カケルが還暦を迎えた年の始めの宴の席で、アスカが切り出した。
「カケル様・・・九重へ行ってみませんか。」
カケルは不意に「九重」という言葉を聞き、アスカの顔を覗き込むようにして言った。
「九重か・・。」
「ええ、九重です。」
「ふむ、遥か遠くなり、戻ることもなかろうと思っていたが。」
「ヤマト国は安泰。タケルもしっかり皇君の勤めを果たしております。この先、何の心配もありません。今こそ、懐かしい皆さまにもお会いになられたら如何でしょう。・・邪馬台国もきっと素晴らしき国となっておりましょう。」
「そうだな、この先、これまで世話になった 方々へお礼をする為にも行ってみるか。」
「ええ・・是非にも・・・。」
冬の夜空に煌々と月明かりが降り注いでいる。カケルは、遠く西の空を見上げた。

アスカとカケルが九重に向かおうと考えていることは、その日のうちに、皇タケルにも知らされた。
「どうしたものか。」
皇タケルは思案した。
「何を悩んでおられるのでしょう?」
傍に座るミヤ妃が、微笑みを浮かべながら訊いた。
「いや・・あまりに突然で。父や母が飛鳥宮で見守ってくださるからこそ、この大いなるヤマト国が治まっていると言えよう。」
それを聞いて、ミヤ妃が驚いた顔をして見せた。
「おやおや・・まだそのような・・カケル様やアスカ様が大和に入られた折は、この地は戦乱であったとお聞きしました。大和の中だけでなく、周囲の国々も乱れておったとも・・それを鎮めて、今のヤマトの礎を創り上げたのは、確かに、カケル様やアスカ様でしょう。しかし、貴方様も、東国、三河の地や、遠く出雲の地まで赴き、外敵を打ち払い、安寧をお創りになったではありませんか。」
ミヤ妃は、三河の地へタケルが赴いた時に出会い、その後、ともに山陰の地にもついていった。伴に苦労を分け合ったからこそ、宮費の言葉には嘘はなかった。

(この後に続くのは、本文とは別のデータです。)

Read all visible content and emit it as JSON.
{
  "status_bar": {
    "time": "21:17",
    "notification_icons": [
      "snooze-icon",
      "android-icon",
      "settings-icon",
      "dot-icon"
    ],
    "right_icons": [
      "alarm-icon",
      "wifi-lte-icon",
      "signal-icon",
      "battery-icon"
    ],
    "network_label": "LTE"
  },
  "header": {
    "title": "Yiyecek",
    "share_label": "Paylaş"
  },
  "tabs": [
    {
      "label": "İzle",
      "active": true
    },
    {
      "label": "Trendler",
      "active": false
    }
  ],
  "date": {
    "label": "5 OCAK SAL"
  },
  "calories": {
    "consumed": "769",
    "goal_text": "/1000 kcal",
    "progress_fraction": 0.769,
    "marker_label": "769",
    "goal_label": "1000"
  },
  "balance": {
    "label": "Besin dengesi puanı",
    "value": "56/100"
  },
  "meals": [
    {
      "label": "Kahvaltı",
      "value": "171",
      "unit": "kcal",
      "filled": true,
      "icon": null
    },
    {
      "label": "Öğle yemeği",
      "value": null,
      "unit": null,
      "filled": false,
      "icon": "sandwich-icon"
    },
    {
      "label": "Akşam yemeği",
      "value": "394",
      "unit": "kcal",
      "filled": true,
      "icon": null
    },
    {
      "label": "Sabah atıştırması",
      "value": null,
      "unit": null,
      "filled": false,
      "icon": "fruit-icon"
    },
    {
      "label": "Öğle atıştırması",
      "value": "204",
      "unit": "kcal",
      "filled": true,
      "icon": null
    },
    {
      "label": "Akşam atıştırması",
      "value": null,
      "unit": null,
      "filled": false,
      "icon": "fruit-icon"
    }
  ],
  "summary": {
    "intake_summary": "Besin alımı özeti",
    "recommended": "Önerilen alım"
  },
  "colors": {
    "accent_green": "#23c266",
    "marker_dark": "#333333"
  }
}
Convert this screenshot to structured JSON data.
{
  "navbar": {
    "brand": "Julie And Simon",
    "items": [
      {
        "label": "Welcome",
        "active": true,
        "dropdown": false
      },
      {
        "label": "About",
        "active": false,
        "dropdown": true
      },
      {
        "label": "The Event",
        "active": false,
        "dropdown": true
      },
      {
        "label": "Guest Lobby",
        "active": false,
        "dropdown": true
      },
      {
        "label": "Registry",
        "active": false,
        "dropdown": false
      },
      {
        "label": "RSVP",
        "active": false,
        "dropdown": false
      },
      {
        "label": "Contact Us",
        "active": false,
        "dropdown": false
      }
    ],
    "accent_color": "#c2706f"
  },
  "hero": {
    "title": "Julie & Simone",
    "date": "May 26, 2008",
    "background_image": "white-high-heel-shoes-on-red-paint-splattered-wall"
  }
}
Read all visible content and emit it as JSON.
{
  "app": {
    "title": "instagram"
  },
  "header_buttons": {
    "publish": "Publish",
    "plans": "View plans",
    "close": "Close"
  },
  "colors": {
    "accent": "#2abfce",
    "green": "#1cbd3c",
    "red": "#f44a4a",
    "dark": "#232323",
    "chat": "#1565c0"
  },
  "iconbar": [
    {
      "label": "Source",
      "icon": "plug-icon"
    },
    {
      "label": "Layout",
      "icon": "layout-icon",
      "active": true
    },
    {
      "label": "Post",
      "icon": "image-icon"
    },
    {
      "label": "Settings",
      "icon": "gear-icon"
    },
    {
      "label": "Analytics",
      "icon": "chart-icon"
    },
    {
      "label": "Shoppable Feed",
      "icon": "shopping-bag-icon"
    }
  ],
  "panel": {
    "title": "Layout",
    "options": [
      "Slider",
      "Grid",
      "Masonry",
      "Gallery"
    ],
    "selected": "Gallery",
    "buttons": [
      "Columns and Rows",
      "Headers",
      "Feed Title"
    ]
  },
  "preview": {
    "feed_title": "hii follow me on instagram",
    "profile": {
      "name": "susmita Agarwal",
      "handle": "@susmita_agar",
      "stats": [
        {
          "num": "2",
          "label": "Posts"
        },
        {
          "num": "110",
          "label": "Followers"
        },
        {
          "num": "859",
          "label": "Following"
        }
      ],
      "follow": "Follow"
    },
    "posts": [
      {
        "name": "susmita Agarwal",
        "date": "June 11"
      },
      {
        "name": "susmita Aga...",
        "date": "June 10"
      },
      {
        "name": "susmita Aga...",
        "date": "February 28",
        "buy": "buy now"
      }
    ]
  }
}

「いや、それは、大和の後ろ盾があったからこそのこと。幾度も、父や母に助けられた。私一人の力ではない。」
皇タケルの意外なほど心配している言葉を聞き、ミヤ妃は笑みを浮かべて言った。
「それならば、貴方様の為すべきは明らかなのではありませんか?」
「為すべきこと?」
「カケル様やアスカ様が九重に向かわれるのなら、行く先々で穏やかにお過ごしいただけるよう、皇のお勤めをしっかり果たされることが肝要かと。お二人が都を出られたあと、不穏な動きが起これば、お二人とて安心して旅を続けられないでしょう。それに、それほどご心配なら、西国や九重の国々へ使者を送られてはいかがですか?今度は、貴方様がカケル様やアスカ様の後ろ盾になられるべきでしょう?」
ミヤ妃の言葉はもっともだった。
皇タケルはミヤ妃の言葉を受け取って、すぐに、書をしたため、使者を西国へ送った。それと同時に、先皇の旅支度を始めた。